I believe "flat" rather than "rich" is more of the limitation. Machines cost almost nothing in China, but the access or field topography very often makes them untenable.
Are you talking about the machines that can mechanize the planting of rice seedlings? I find it hard to believe that poor farmers in China can afford these machines, unless this state is providing for free, or with zero interest loans and very long repayment periods.
Also, most rice farming in China isn't done on difficult topography. I call that stereotype the "National Geographic" effect. If you look where most rice farming is done, it isn't very steep or mountainous. See more here: https://www.statista.com/statistics/242360/production-of-ric...
China makes almost all of the world's EVs, the world's motors and the world's wheels. Putting together any kind of agricultural vehicle is cheaper in China than elsewhere. That's just how it is. How do I know this? I just returned from seven years making robots in China. I will stop short of looking them up and pricing them, but feel free to do so.
AFAIK the Agricultural Bank of China is the largest bank in the world by some measures. It almost certainly has the most branches, and these are overwhelmingly located in agricultural towns and villages. Recall also, in communism sharing equipment is normal. People don't all need to buy their own. Chinese villagers like villagers elsewhere help one another.

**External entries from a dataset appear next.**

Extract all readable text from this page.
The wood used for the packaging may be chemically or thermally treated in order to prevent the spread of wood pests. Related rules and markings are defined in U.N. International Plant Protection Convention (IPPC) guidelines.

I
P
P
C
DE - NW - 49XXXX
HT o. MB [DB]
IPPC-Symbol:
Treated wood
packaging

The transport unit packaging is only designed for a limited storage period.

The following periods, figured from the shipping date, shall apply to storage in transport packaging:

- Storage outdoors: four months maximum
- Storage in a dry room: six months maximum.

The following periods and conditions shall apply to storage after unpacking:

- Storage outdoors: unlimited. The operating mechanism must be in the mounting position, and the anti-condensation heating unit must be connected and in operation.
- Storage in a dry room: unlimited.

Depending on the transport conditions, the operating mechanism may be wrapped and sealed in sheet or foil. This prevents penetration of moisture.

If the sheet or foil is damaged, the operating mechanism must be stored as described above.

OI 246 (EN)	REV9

Yes, flat areas exist. But they are not the test area, Yunnan. And if you were to look at the historical spread of rice farming (a subject of considerable academic debate) you would notice that all academic suggestions of the earliest invention of rice agriculture itself, with very few exceptions, appear to disperse through or via the test area, because it is the natural headwaters of rivers feeding the majority of mainland East, Southeast and (very close by) South Asia, including the Yangtse, the Pearl River, the Red River, the Mekong, the Salween, the Irrawaddy, and the Brahmaputra. Given we know that in ancient times river valleys formed natural communications paths this give us a fair case for the general dispersion of rice farming technology specifically through steep terrain areas and specifically through the test area.